Виталий Вавикин - Третий источник
Он медленно идет мимо заполненных лилово-розовой жидкостью камер, вглядываясь в лица добровольцев, спасших ему жизнь.
– Ты молодец, – говорит он сестре.
– Нужно освободить их, – напоминает Ланей. – Хотите сделать это сами?
– Нет, – Тиен притворно потирает грудь. – Не сейчас. Что если с этим телом что-то случится?
– Я обещала им, – голос Ромулы вздрагивает.
– Всего пару дней, – настаивает Тиен. – Просто для того чтобы убедиться. От этого все-таки зависит моя жизнь, а с ними все равно ничего не случится, – он смотрит на доктора. – Ведь так?
– Фактически да.
– Вот видишь, – Тиен прижимает к себе сестру. – Всего пара дней, – на его лице отражается усталость. – А сейчас, если можно, я бы хотел немного полежать.
Доктор Ланей смотрит, как Ромула уводит своего брата в отведенную ему комнату.
– Он уснул, – говорит она, осторожно прикрывая за собой дверь. Ее светлые глаза горят безмерной благодарностью.
– Я никогда не видел вашего брата до болезни, – осторожно говорит Ланей. – Вы не заметили в нем никаких перемен?
– Перемен?
– Что-то необычное. Несвойственное прежнему Тиену, – доктор старательно подбирает слова. – Все-таки эта процедура до конца не изучена и ее природа до сих пор остается закрытой для понимания…
– Вас смутила его эрекция? – обрывает доктора Ромула.
Ланей смотрит на ее губы. Улыбка чистая и открытая. Легкий румянец заливает щеки.
– Меня смущает вся эта планета, – признается Ланей.

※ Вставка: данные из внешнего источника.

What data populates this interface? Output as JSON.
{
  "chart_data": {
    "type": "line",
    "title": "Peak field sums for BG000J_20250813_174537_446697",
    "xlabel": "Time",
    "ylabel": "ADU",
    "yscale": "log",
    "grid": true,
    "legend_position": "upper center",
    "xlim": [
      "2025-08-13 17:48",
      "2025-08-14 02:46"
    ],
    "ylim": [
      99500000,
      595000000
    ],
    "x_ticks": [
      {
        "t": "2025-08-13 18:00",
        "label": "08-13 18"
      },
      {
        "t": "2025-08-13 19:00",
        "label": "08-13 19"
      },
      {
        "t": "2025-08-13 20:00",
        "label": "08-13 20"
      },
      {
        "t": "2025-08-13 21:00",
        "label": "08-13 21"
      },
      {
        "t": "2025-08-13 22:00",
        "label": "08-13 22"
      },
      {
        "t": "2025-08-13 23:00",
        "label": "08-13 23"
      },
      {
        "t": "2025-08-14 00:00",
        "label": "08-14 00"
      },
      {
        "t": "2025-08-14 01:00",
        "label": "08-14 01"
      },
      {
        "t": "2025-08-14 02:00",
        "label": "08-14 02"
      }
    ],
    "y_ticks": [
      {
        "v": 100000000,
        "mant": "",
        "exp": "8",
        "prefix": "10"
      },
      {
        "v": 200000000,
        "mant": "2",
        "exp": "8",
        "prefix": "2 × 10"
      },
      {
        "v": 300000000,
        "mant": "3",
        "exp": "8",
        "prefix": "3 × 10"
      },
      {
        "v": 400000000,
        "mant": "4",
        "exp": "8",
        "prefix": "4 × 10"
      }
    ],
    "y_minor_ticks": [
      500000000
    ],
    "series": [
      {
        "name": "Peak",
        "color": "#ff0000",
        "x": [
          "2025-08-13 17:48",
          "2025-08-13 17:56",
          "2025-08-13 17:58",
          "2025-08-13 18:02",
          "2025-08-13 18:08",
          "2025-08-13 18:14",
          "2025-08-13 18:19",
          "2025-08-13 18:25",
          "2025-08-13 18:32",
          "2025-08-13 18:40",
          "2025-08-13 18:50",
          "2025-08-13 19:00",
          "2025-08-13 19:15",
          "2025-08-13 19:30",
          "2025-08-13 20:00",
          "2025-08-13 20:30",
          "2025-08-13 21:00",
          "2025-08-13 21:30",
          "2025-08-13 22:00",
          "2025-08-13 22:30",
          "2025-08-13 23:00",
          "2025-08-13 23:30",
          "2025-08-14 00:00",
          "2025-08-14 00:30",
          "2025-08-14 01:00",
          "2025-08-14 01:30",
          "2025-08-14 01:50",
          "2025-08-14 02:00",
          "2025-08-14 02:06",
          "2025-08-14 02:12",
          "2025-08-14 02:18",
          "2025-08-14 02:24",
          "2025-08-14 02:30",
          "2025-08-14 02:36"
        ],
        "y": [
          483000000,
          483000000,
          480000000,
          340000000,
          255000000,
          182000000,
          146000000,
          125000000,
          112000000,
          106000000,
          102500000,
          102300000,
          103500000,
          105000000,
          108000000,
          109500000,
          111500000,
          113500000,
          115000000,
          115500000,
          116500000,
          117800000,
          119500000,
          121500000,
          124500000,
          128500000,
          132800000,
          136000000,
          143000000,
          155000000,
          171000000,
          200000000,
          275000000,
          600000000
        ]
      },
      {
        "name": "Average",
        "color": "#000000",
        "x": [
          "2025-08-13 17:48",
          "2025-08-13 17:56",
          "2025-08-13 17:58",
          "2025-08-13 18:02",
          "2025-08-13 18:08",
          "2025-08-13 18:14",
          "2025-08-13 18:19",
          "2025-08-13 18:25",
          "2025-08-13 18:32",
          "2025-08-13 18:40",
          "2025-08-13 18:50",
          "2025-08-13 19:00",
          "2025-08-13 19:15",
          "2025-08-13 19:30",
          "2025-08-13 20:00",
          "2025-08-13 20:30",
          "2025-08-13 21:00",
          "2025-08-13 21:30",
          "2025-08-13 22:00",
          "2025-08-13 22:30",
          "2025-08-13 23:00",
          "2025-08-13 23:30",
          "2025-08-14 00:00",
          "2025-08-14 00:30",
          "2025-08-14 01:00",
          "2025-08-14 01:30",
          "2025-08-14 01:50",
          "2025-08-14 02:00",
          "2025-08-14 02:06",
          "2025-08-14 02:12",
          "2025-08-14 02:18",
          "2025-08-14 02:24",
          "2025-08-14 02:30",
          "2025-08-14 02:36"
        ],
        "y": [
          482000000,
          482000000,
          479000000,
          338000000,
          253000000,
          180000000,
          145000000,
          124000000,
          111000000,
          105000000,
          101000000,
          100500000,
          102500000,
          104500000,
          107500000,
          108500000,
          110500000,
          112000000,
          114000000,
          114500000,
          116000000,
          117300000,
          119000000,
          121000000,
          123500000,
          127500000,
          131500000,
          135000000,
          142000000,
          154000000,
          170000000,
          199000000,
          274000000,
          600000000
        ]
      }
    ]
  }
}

– Обещаю, что не повторю прежних ошибок.
– Для кого-то эти обещания уже ничего не значат.
– Я скорблю о вашей жене вместе с вами, – Ромула берет доктора за руку и вглядывается ему в глаза. – Но поставьте себя на мое место. Разве вы не были бы счастливы, если бы жизнь дала вам шанс исправить случившееся?
Ланей молчит. Машины за окном продолжают прокладывать дороги. Белые ленты рассекают лес, петляя возле реки. Одна из них сворачивает в сторону. Семнадцать свежих могил выстраиваются в ряд. Третья справа. Трехмерное изображение рыжеволосой женщины улыбается Ланею с каменного надгробия. Зеленые глаза светятся счастьем. Бесконечный праздник над гниющим телом хозяина. Вечная красота, которой уже нет. Как нет слов, которые нужно сказать в ответ.
– Я вас обидела? – спрашивает Ромула.
– Нет, – тихо говорит Ланей. – Просто воспоминания.
* * *Тиен вздрагивает и открывает глаза. Пришедшие сны кажутся знакомыми. Его разум слишком долго находится на этой планете. Она подчиняет себе тело, подчиняет душу. Но он обманул эту планету. Тиен улыбается. Сон все еще висит на глазах обрывками воспоминаний…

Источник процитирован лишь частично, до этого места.